Linux hat gegenüber Windows-Systemen gewisse Nachteile, die teilweise in direktem Zusammenhang mit den Linux-Vorteilen stehen.

1) Geringe Verbreitung

Viele Hersteller von Soft- und Hardware erachten Linux nicht als relevanten Zielmarkt. Das hat zur Folge, dass einige Programme und Geräte nur zusammen mit einer Windows-Maschine laufen. Ein aktuelles Beispiel sind Blu-ray Filme, deren Wiedergabe an Lizenzbestimmungen gebunden sind. Bis heute existiert für Linux-Systeme keine (Kauf-)Software, mit deren Hilfe sich Filme legal auf Linux-Systemen wiedergeben ließen.

2) Fehlende Treiber

Ähnlich verhält es sich mit bestimmter Hardware. Bietet der Hersteller keinen eigenen (proprietären) Linux-Treiber an oder verweigert er die Offenlegung von Spezifikationen für Hobby-Programmierer, ist das betreffende Gerät meist nur mit Einschränkungen oder auch gar nicht unter Linux nutzbar.

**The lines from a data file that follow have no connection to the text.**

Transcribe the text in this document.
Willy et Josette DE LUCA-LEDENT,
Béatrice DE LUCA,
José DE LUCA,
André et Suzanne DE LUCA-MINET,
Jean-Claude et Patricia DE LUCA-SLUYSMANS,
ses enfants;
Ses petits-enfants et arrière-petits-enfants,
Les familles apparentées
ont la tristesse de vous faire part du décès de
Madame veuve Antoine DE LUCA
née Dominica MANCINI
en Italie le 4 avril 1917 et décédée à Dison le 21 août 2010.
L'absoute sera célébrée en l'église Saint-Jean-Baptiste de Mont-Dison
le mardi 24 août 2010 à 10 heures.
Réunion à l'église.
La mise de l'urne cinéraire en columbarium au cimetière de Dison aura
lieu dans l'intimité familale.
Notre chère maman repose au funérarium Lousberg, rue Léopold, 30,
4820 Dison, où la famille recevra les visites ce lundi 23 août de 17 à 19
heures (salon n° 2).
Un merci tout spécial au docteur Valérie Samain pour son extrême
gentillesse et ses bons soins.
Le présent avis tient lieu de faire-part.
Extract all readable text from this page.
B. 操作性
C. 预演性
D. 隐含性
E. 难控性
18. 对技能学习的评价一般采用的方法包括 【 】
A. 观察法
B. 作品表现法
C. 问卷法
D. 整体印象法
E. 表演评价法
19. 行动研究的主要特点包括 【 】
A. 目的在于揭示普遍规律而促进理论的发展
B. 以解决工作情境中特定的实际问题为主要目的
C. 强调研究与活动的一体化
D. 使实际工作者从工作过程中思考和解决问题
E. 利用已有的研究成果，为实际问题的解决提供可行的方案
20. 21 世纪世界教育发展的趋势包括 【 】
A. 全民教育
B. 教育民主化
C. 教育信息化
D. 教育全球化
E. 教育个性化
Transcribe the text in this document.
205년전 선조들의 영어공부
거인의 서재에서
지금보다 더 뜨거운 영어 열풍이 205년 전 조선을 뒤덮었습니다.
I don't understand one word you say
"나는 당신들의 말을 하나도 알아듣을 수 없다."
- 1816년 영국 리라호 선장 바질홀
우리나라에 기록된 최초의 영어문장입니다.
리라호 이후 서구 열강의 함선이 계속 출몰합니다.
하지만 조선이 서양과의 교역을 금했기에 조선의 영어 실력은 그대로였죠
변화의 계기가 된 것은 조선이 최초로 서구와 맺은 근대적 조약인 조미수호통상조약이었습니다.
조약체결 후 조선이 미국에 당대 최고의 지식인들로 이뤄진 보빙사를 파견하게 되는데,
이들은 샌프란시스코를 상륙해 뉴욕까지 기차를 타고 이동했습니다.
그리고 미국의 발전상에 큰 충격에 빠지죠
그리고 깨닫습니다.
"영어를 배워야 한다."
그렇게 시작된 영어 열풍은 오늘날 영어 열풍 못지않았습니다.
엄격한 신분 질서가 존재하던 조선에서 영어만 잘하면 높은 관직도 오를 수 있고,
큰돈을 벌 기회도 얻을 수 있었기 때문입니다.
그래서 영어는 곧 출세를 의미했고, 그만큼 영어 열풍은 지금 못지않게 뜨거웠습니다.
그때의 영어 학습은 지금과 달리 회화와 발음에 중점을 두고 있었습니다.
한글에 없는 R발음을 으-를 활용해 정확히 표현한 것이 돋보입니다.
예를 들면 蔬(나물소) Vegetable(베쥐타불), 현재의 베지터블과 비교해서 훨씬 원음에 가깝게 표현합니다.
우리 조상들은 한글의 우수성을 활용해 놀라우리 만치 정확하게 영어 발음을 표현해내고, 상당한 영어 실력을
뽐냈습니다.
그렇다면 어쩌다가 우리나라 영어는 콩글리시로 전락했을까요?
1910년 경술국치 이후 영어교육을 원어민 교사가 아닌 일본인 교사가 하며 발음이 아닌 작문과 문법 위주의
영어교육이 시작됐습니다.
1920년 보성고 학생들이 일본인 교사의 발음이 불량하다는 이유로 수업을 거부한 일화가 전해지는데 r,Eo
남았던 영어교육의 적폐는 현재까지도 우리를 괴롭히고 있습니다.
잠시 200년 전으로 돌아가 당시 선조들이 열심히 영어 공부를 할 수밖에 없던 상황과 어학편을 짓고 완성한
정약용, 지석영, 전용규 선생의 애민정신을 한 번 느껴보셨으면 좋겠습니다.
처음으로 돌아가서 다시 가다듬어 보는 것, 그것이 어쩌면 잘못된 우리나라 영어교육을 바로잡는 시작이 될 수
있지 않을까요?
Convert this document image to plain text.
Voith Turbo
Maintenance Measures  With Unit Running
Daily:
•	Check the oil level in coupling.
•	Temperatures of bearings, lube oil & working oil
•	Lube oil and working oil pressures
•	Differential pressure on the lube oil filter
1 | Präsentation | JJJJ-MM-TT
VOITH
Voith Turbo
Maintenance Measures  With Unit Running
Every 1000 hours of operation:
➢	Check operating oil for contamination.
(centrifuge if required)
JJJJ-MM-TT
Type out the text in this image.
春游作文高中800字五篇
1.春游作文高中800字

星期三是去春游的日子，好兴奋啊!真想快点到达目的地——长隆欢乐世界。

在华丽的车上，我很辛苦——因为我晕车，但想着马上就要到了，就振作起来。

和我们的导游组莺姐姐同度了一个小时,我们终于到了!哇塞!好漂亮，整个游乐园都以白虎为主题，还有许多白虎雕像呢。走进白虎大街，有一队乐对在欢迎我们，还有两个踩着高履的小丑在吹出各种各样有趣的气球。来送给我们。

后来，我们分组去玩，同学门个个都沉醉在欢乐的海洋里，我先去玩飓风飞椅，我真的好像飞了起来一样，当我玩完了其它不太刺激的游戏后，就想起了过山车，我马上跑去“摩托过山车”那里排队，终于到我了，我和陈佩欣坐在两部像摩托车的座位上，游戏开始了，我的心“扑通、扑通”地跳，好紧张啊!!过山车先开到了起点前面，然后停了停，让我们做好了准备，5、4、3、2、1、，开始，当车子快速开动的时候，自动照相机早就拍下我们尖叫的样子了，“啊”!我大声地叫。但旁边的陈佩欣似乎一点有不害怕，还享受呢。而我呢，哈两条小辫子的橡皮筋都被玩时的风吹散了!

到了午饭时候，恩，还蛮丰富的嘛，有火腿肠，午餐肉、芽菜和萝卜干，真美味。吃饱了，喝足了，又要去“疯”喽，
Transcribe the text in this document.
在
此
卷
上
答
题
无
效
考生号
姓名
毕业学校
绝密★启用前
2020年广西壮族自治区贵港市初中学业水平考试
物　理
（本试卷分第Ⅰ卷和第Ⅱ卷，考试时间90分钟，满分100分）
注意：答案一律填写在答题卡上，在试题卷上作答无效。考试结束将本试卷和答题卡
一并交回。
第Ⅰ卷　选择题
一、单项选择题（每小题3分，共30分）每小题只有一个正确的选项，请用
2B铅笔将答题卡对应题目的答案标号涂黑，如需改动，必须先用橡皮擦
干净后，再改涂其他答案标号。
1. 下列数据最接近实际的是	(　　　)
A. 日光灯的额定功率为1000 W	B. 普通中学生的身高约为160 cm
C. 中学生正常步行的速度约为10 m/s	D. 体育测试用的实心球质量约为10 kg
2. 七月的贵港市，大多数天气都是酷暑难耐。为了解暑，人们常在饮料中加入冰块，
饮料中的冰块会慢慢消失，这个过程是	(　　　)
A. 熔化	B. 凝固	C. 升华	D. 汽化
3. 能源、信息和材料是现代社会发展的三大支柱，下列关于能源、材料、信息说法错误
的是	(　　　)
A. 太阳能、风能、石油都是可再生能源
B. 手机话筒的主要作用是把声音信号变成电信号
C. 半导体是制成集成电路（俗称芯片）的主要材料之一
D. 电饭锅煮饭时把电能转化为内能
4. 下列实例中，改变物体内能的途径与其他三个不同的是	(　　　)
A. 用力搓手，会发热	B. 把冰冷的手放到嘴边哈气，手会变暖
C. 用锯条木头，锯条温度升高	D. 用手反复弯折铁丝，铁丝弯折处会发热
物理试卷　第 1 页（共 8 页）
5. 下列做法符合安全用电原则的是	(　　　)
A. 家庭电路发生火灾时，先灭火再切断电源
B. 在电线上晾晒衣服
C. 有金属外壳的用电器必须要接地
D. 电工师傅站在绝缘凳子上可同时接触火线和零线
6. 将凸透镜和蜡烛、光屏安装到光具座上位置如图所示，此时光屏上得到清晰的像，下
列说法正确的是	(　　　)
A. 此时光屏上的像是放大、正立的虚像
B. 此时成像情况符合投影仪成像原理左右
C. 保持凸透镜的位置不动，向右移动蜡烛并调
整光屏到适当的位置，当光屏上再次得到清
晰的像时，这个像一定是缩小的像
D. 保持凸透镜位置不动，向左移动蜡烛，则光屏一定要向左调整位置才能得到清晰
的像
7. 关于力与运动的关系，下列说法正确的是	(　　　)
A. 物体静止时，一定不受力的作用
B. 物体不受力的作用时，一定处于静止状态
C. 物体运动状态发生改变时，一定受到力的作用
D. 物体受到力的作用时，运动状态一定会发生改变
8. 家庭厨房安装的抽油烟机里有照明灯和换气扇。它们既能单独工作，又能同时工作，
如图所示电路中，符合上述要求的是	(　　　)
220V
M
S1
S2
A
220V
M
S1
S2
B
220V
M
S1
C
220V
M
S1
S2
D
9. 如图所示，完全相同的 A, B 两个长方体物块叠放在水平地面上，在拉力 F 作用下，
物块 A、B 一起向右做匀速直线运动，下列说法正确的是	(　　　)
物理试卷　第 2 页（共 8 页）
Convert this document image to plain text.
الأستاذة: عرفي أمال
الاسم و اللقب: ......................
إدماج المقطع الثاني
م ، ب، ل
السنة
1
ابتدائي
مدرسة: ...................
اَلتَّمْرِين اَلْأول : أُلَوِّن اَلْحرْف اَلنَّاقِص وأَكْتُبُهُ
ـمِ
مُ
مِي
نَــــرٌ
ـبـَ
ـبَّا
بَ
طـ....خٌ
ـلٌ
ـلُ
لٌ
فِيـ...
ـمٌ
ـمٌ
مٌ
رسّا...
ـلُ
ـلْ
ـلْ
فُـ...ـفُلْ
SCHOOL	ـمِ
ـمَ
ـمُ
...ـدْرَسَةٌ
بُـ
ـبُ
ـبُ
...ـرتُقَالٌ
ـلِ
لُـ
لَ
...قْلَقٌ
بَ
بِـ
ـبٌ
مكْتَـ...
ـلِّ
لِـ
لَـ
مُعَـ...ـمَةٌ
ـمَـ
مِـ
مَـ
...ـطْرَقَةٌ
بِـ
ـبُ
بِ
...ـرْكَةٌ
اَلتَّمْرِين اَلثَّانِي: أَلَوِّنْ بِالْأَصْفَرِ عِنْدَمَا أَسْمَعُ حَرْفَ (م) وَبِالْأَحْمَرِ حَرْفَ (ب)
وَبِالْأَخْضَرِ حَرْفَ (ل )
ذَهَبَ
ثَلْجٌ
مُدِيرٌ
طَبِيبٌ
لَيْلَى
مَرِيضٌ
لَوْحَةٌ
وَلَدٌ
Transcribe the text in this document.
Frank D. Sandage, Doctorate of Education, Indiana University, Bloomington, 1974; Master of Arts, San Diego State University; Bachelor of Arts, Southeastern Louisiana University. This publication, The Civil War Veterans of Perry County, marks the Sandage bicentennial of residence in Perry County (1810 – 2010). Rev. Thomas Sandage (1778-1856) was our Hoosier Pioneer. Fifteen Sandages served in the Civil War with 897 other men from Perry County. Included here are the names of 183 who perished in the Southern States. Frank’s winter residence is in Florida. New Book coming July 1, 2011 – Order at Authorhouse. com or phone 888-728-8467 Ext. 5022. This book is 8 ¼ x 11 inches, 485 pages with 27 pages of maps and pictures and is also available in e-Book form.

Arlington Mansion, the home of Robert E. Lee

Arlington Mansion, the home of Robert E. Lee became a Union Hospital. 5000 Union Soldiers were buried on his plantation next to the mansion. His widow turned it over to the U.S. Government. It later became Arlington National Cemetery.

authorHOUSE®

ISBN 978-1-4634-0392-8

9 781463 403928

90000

3) Wenn der Photoshop fehlt

Viele Anwender sind zudem an ihrem Arbeitsplatz auf Windows-Software angewiesen. Zwar bemühen sich Linux-Entwickler um ausreichende Schnittstellen zu den wichtigsten Windows-Programmen wie beispielsweise Microsoft Office. Wer aber auf den Einsatz bestimmter Windows-Programme, etwa einer aktuelle Adobe Photoshop Version oder gar die eigens für das Unternehmen entwickelte Windows-Software, nicht verzichten kann, wird langfristig kaum um den Windows-Einsatz herum kommen.

4) Keine Direct-X-Spiele

Ein weiteres viel zitiertes Argument gegen Linux betrifft Videospiele. Wer auf die neusten DirectX-Kracher nicht verzichten will, wird mit Linux allein nicht glücklich werden. Zwar hat Linux auch Spielern dank OpenGL einiges zu bieten, aber als reine Gaming-Maschine kommt Linux dennoch nur eingeschränkt in Frage.